I found one last year at a yard sale not 5 miles from home..cost me a whole $1!!
It's orange and says Cleveland Browns??


----------



## JustCliff (May 21, 2011)

I have a pocket watch that my daughters ex got in Germany. It's a really nice one. Where you would get one I don't know.
I also have a wind up wrist watch that I got last year for Christmas. She got it from a catalog. i'm not sure which one.
I saw my ultimate wind up at a gun show earlier this year. It was a U.S.Army pocket watch that had a 24 hour dial instead of the standard 12. It was only $500...LOL I wish I could have got it.


----------



## LincTex (Apr 1, 2011)

Go to ebay and in the search type in "wind up alarm clock"... there are some really good ones right now.


----------



## RoadRash (Sep 29, 2010)

You can also try second hand shops pawn shops and goodwill 
Grage sale finds are usually the best I have 1 21 jewel watch from grmany early fifties $2 at a grage sale the case is gold that was a good score .....


----------



## PrepN4Good (Dec 23, 2011)

I think we got our wristwatches on Ebay & the wind-clock somewhere on Amazon.com.


----------



## lazydaisy67 (Nov 24, 2011)

Just make sure you keep an eye on them now when you can verify the correct time. If they're not keeping correct time you can have them fixed for fairly inexpensive.


----------



## cnsper (Sep 20, 2012)

If it is the end of the world, who cares what time it is... .LOL

I don't have a watch or clock and if SHTF then I will do things on my time not someone else's. Besides, if you forget to wind it then you are screwed as to the actual time... LOL


----------



## *Andi (Nov 8, 2009)

cnsper said:


> If it is the end of the world, who cares what time it is... .LOL
> 
> I don't have a watch or clock and if SHTF then I will do things on my time not someone else's. Besides, if you forget to wind it then you are screwed as to the actual time... LOL


True but they are ratter nice to have when the power is out for a few weeks ... Just saying.


----------



## kappydell (Nov 27, 2011)

the vermont country store sells both wind up alarm clocks as well as wind up wrist watches. Personally, Im buying a manual typewriter from them for Christmas. They carry all kinds of 'obsolete' and hard to find items. 
www.vermontcountrystore.com


----------



## JustCliff (May 21, 2011)

LOL! cnsper reminded me of a funny one. When I got my wind up wrist watch I wound it up and set it on the table. I never were a watch that wont keep good time. Well I came back later to check that it was keeping time. It had stopped. I was pissed because it had stopped, broke and it was new. Then I remembered, You have to wind it to keep it going! I felt stupid......


----------



## GrinnanBarrett (Aug 31, 2012)

You can still buy both mechanical watches and self winding ones. Do a search on Google and many will pop up. I know that on some of the Army store sites they sell a reproduction of the World War 2 military watch with a presentation case. I buy my wind up clocks from places like KMart. 

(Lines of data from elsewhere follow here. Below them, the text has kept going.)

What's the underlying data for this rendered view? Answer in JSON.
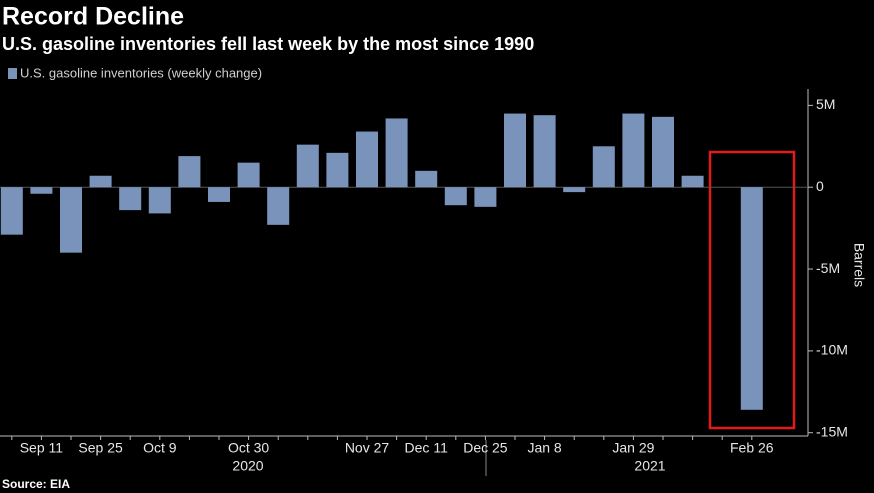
{
  "chart_data": {
    "type": "bar",
    "title": "Record Decline",
    "subtitle": "U.S. gasoline inventories fell last week by the most since 1990",
    "source": "Source: EIA",
    "y_label": "Barrels",
    "categories": [
      null,
      "Sep 11",
      null,
      "Sep 25",
      null,
      "Oct 9",
      null,
      null,
      "Oct 30",
      null,
      null,
      null,
      "Nov 27",
      null,
      "Dec 11",
      null,
      "Dec 25",
      null,
      "Jan 8",
      null,
      null,
      "Jan 29",
      null,
      null,
      null,
      "Feb 26"
    ],
    "x_groups": [
      "2020",
      "2021"
    ],
    "series": [
      {
        "name": "U.S. gasoline inventories (weekly change)",
        "color": "#7a93ba",
        "values": [
          -2900000,
          -400000,
          -4000000,
          700000,
          -1400000,
          -1600000,
          1900000,
          -900000,
          1500000,
          -2300000,
          2600000,
          2100000,
          3400000,
          4200000,
          1000000,
          -1100000,
          -1200000,
          4500000,
          4400000,
          -300000,
          2500000,
          4500000,
          4300000,
          700000,
          0,
          -13600000
        ]
      }
    ],
    "ylim": [
      -15200000,
      6000000
    ],
    "yticks": [
      {
        "value": 5000000,
        "label": "5M"
      },
      0,
      {
        "value": -5000000,
        "label": "-5M"
      },
      {
        "value": -10000000,
        "label": "-10M"
      },
      {
        "value": -15000000,
        "label": "-15M"
      }
    ]
  }
}
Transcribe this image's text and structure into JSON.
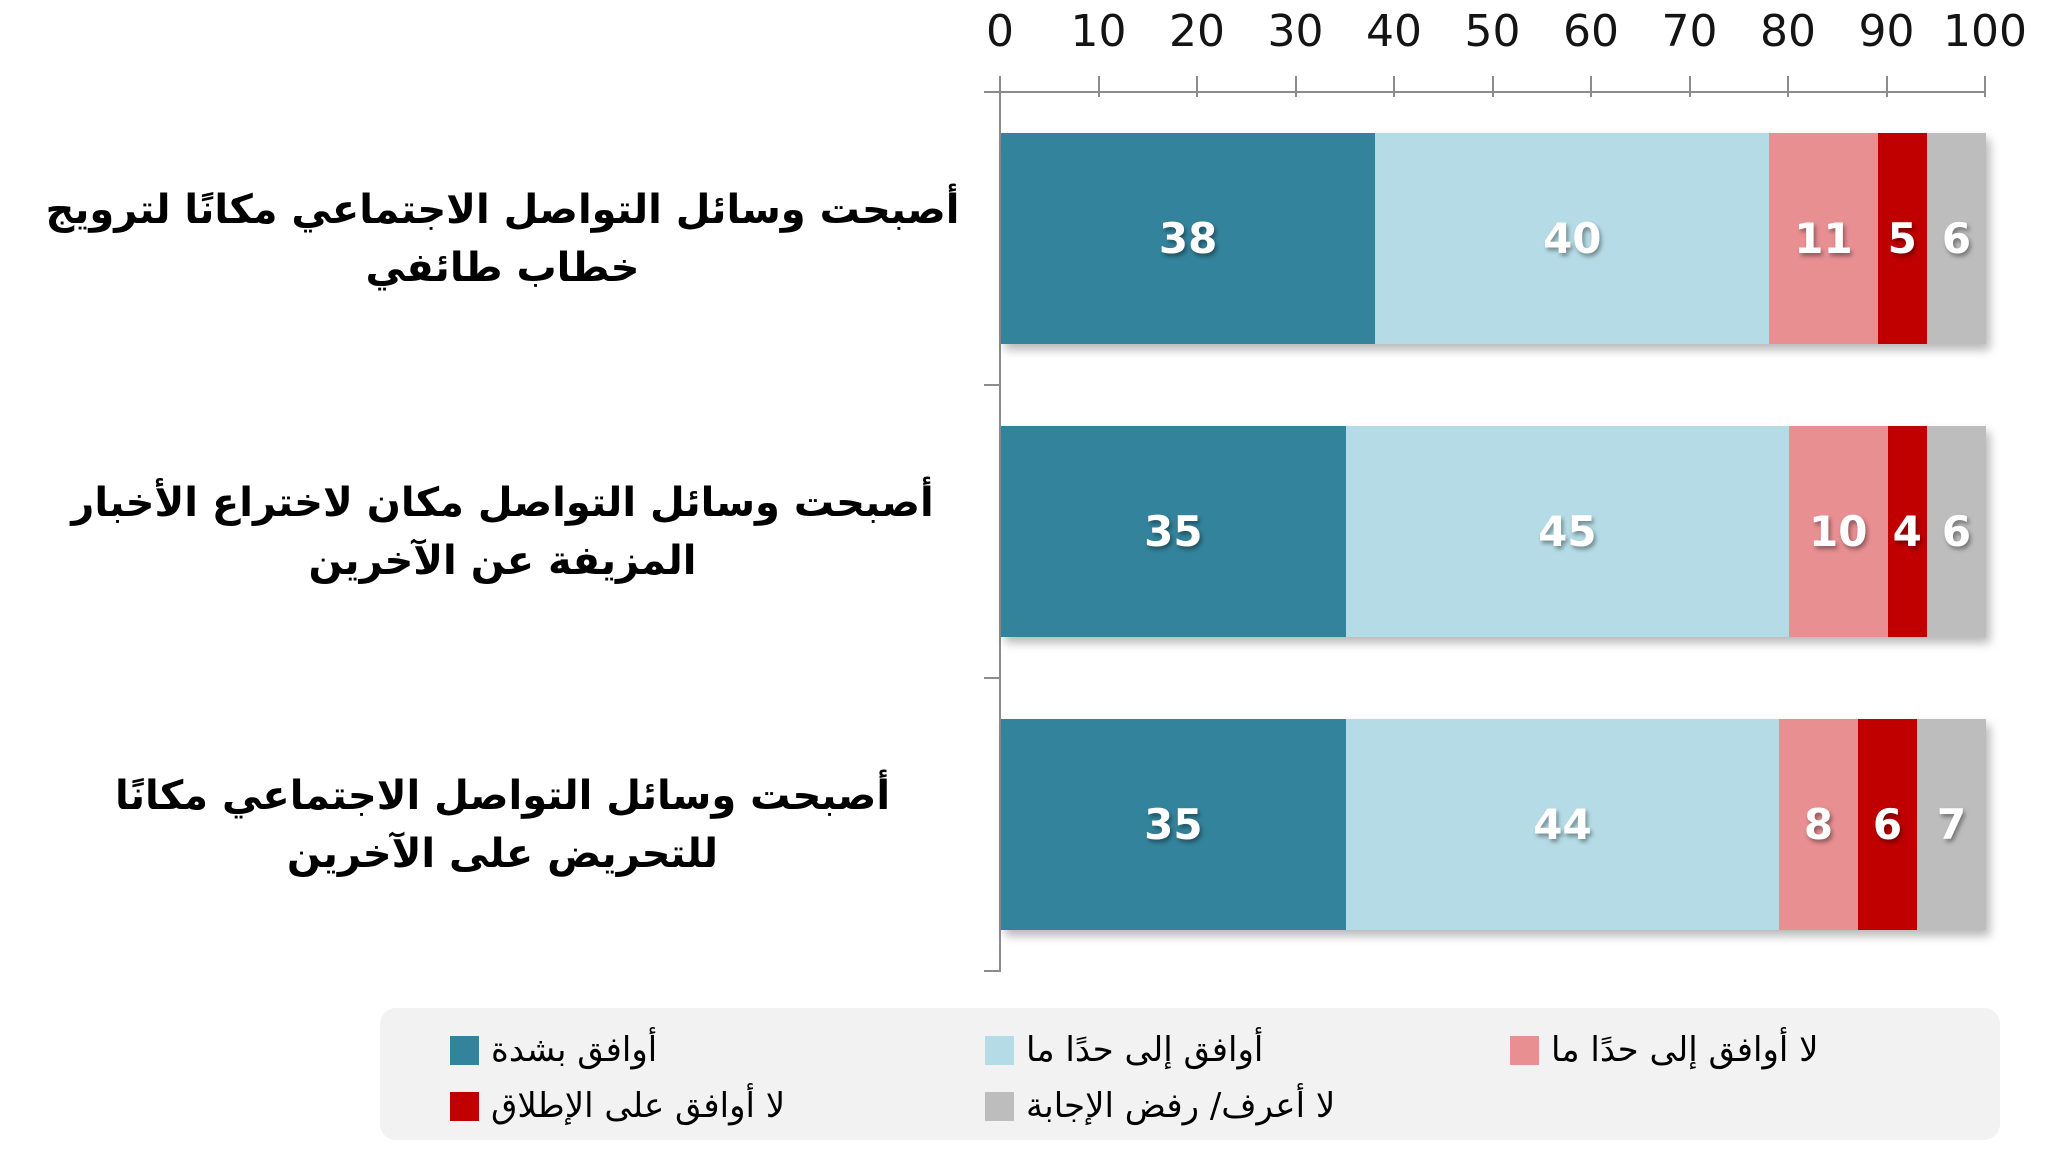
{
  "chart_data": {
    "type": "bar",
    "variant": "horizontal-stacked-100",
    "x_axis": {
      "position": "top",
      "min": 0,
      "max": 100,
      "tick_step": 10,
      "ticks": [
        0,
        10,
        20,
        30,
        40,
        50,
        60,
        70,
        80,
        90,
        100
      ]
    },
    "grid": "off",
    "categories": [
      "أصبحت وسائل التواصل الاجتماعي مكانًا لترويج خطاب طائفي",
      "أصبحت وسائل التواصل مكان لاختراع الأخبار المزيفة عن الآخرين",
      "أصبحت وسائل التواصل الاجتماعي مكانًا للتحريض على الآخرين"
    ],
    "series": [
      {
        "name": "أوافق بشدة",
        "color": "#34839C",
        "values": [
          38,
          35,
          35
        ]
      },
      {
        "name": "أوافق إلى حدًا ما",
        "color": "#B5DCE6",
        "values": [
          40,
          45,
          44
        ]
      },
      {
        "name": "لا أوافق إلى حدًا ما",
        "color": "#E88F92",
        "values": [
          11,
          10,
          8
        ]
      },
      {
        "name": "لا أوافق على الإطلاق",
        "color": "#C00000",
        "values": [
          5,
          4,
          6
        ]
      },
      {
        "name": "لا أعرف/ رفض الإجابة",
        "color": "#BDBDBD",
        "values": [
          6,
          6,
          7
        ]
      }
    ],
    "value_labels": {
      "show": true,
      "color": "#ffffff",
      "position": "inside-center"
    },
    "legend": {
      "position": "bottom",
      "background": "#F2F2F2",
      "rows": [
        [
          0,
          1,
          2
        ],
        [
          3,
          4
        ]
      ]
    }
  },
  "colors": {
    "axis_line": "#8C8C8C",
    "tick_text": "#141414",
    "category_text": "#000000",
    "background": "#FFFFFF",
    "legend_background": "#F2F2F2"
  }
}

The high end mechanical watches are pretty pricey items. Most of them are made in Switzerland. I do not know of any US made watches any more. Hamilton was sold out to the Swiss several years back and Timex is now made in China. GB


----------



## Sentry18 (Aug 5, 2012)

I bought one at Goodwill a few months back for $1. Seemed like a good item to have if the power grid went down. At the same time if society comes to an end I am not sure if I will care what time it is.


----------



## OldCootHillbilly (Jul 9, 2010)

Bought a big ben wind up alarm clock at mills fleet farm, keeps good time an I use it cause ya never know when the power gonna go round here.

I got a couple wind up pocket watches, don't wear a wrist watch much cause to dangerous fer my job. I'm sure they still be available, might just have ta google em be all.


----------



## Axelight (Apr 21, 2012)

Anyone have experience with kinetic powered watches, these are the ones that are supposed to charge from regular body movement. I'm kinda interested in getting one, since you don't have to wind them up, even though I suspect they are a helluva lot more expensive than your standard wind up.


----------



## PrepN4Good (Dec 23, 2011)

cnsper said:


> If it is the end of the world, who cares what time it is... .LOL
> 
> I don't have a watch or clock and if SHTF then I will do things on my time not someone else's. Besides, if you forget to wind it then you are screwed as to the actual time... LOL


Everyone in my retreat group is required to have a wind-up watch, so we know when to relieve each other if we're doing LP/OP duty. But I also have a windup alarm clock that we use bedside.


----------



## IlliniWarrior (Nov 30, 2010)

besides wind up watches and alarm clocks ..... 1 hour egg timers can turn out to be a bonus .... multitude of various uses .....


----------



## Friknnewguy (Jun 30, 2012)

Excellent post . This is an item that I completely missed in my general preparations . I will remedy this as soon as possible . I remember as a kid my Dad had this beautiful wind up alarm clock that he brought home from Germany when he was stationed there . I smell a new project , I want to find one of those .


----------



## pmkrv12 (Mar 15, 2012)

Just found this at Sportsmansguide.com

http://shop.sportsmansguide.com/net/cb/pulsar-kinetic-bip-watch.aspx?a=918447

Kinetic watch

Peter


----------



## Genevieve (Sep 21, 2009)

we found our wind up clocks at walmart. I was looking for wind up watches but the prices for new ones are ridiculous imo. So I went with a solar watch from casio. I'm still looking for a wind up wrist watch tho, but I'm not in a tizzy over it. I'd even go for a pocket watch. I did see an advertizement for a local clock and watch repair shop. I think I may stop in or call them to see if they have any in stock


----------